Obligatory disclaimer: These are the criteria that are important to me and how they played out in evaluating this particualr site, however your needs may be quite different.

Next up: My experience using SwapSimple, another media swap site.

Saturday, January 12, 2008

twigghugger turns 1 years old!

A year ago today, I took the plunge and began this blog (see What Yet Another Blog). Why? Well, for one thing, I had finally finished grad school and consequently, had time to turn my attention to other matters. Since me and my tiny apartment harbor an Inner Packrat, paramount was the need to reduce my accumulation of stuff.

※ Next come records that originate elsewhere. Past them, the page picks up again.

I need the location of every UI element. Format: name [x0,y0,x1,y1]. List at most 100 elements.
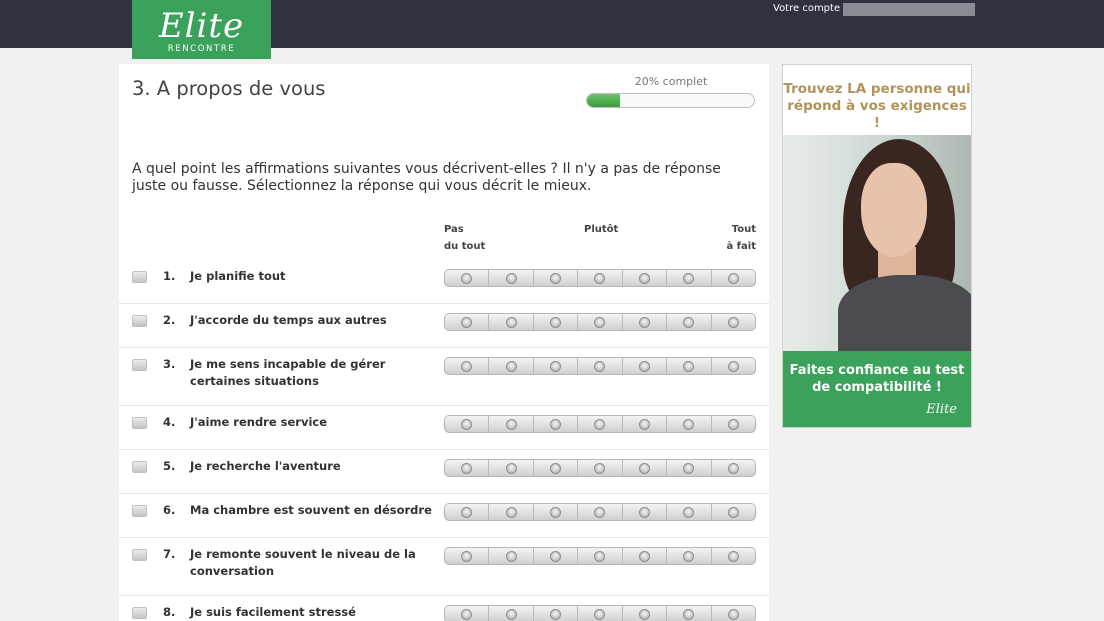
radio-button[interactable] [550,506,562,518]
answer-cell[interactable] [578,504,623,520]
radio-button[interactable] [727,550,739,562]
answer-cell[interactable] [578,358,623,374]
answer-cell[interactable] [445,314,490,330]
answer-cell[interactable] [667,460,712,476]
answer-cell[interactable] [623,460,668,476]
ad-cta-block[interactable]: Faites confiance au test de compatibilit… [783,351,971,427]
answer-cell[interactable] [445,548,490,564]
answer-cell[interactable] [623,416,668,432]
question-skip-checkbox[interactable] [132,315,147,327]
radio-button[interactable] [505,272,517,284]
question-skip-checkbox[interactable] [132,417,147,429]
answer-cell[interactable] [489,416,534,432]
answer-cell[interactable] [534,314,579,330]
answer-cell[interactable] [445,416,490,432]
radio-button[interactable] [683,462,695,474]
radio-button[interactable] [638,418,650,430]
radio-button[interactable] [461,550,473,562]
radio-button[interactable] [594,272,606,284]
radio-button[interactable] [727,316,739,328]
radio-button[interactable] [683,506,695,518]
answer-cell[interactable] [623,548,668,564]
radio-button[interactable] [683,272,695,284]
answer-cell[interactable] [667,314,712,330]
answer-cell[interactable] [534,504,579,520]
answer-cell[interactable] [712,314,755,330]
answer-cell[interactable] [445,460,490,476]
radio-button[interactable] [594,506,606,518]
radio-button[interactable] [461,418,473,430]
radio-button[interactable] [461,608,473,620]
answer-cell[interactable] [578,314,623,330]
radio-button[interactable] [594,316,606,328]
answer-cell[interactable] [489,270,534,286]
radio-button[interactable] [505,316,517,328]
radio-button[interactable] [594,360,606,372]
answer-cell[interactable] [667,358,712,374]
radio-button[interactable] [461,272,473,284]
answer-cell[interactable] [578,416,623,432]
radio-button[interactable] [638,506,650,518]
answer-cell[interactable] [712,606,755,621]
account-name-redacted[interactable] [843,3,975,16]
question-skip-checkbox[interactable] [132,505,147,517]
radio-button[interactable] [594,550,606,562]
radio-button[interactable] [505,550,517,562]
radio-button[interactable] [461,506,473,518]
radio-button[interactable] [638,316,650,328]
answer-cell[interactable] [712,358,755,374]
account-label[interactable]: Votre compte [773,3,840,14]
radio-button[interactable] [550,550,562,562]
radio-button[interactable] [594,418,606,430]
radio-button[interactable] [727,272,739,284]
radio-button[interactable] [594,462,606,474]
answer-cell[interactable] [712,460,755,476]
answer-cell[interactable] [667,548,712,564]
answer-cell[interactable] [489,548,534,564]
answer-cell[interactable] [712,548,755,564]
radio-button[interactable] [727,608,739,620]
radio-button[interactable] [461,316,473,328]
radio-button[interactable] [505,506,517,518]
answer-cell[interactable] [489,314,534,330]
radio-button[interactable] [638,360,650,372]
radio-button[interactable] [638,462,650,474]
answer-cell[interactable] [445,504,490,520]
question-skip-checkbox[interactable] [132,549,147,561]
question-skip-checkbox[interactable] [132,359,147,371]
answer-cell[interactable] [534,358,579,374]
radio-button[interactable] [550,608,562,620]
radio-button[interactable] [727,418,739,430]
answer-cell[interactable] [623,358,668,374]
answer-cell[interactable] [445,606,490,621]
answer-cell[interactable] [489,358,534,374]
advertisement-banner[interactable]: Trouvez LA personne qui répond à vos exi… [782,64,972,428]
question-skip-checkbox[interactable] [132,607,147,619]
question-skip-checkbox[interactable] [132,461,147,473]
radio-button[interactable] [683,418,695,430]
answer-cell[interactable] [712,504,755,520]
radio-button[interactable] [505,418,517,430]
answer-cell[interactable] [534,606,579,621]
answer-cell[interactable] [489,606,534,621]
radio-button[interactable] [594,608,606,620]
radio-button[interactable] [550,360,562,372]
answer-cell[interactable] [578,460,623,476]
radio-button[interactable] [683,360,695,372]
answer-cell[interactable] [534,548,579,564]
radio-button[interactable] [461,360,473,372]
answer-cell[interactable] [578,548,623,564]
radio-button[interactable] [638,272,650,284]
answer-cell[interactable] [489,504,534,520]
answer-cell[interactable] [623,314,668,330]
radio-button[interactable] [505,608,517,620]
answer-cell[interactable] [445,270,490,286]
answer-cell[interactable] [667,606,712,621]
answer-cell[interactable] [623,504,668,520]
radio-button[interactable] [505,462,517,474]
answer-cell[interactable] [712,270,755,286]
answer-cell[interactable] [667,270,712,286]
radio-button[interactable] [683,316,695,328]
radio-button[interactable] [550,272,562,284]
answer-cell[interactable] [578,270,623,286]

Over this past year, slowly, but surely I have made great strides in achieving just that. While constantly chanting the twigghugger mantra to myself over and over (...and over!)

  • Identify
  • Gather
  • and Remove!
I searched the Internet for donation, reuse and exchange options. I was delighted to find that there were many more such choices available than had even been the case just five years prior.

Space cleared, has miraculously, remained so! Let me tell you that I consider this to be a huge accomplishment! Before, I was basically just shifting the piles around, but the Secret to My Success has been the gradual, but actual removal of excess things. Now, not only does it look more neat and orderly, it stays that way. I even survived the holiday frenzy without too much disruption to this hard fought for turf.

If you are as serious, a packrat as I am (was...?), reaching this point may seem daunting, if not impossible, but by breaking it down into many, tiny steps over time you will gradually see results, like I did. As I stated last year, maybe the idea of hugging a tree is overwhelming, so start off small and do it one twigg at a time, and you'll get there! Also over this past year, consciousness about the environment has grown phenomenally, so I'm hoping my approach to decluttering will continue to grow easier as well.

Now, I'm not quite out of the woods yet! There are still a few things to tweak here and there, as well as working on a couple of projects like my Magazine Mountains, better clothing organization and Oh! A special mission impossible type project I've been procrast…that is saving for last: Kitchen!: the Final Frontier! (aka as 2008: A Lack of Space Odyssey).

But, this year, for the most part, will be about Accumulation Control. I plan to maintain last year's gains, by giving careful consideration to what gets brought into the house in the first place.

Anyway, in honor of twigghuggers first birthday, shout outs to

A year later, I can definitely answer, "Yes it can!"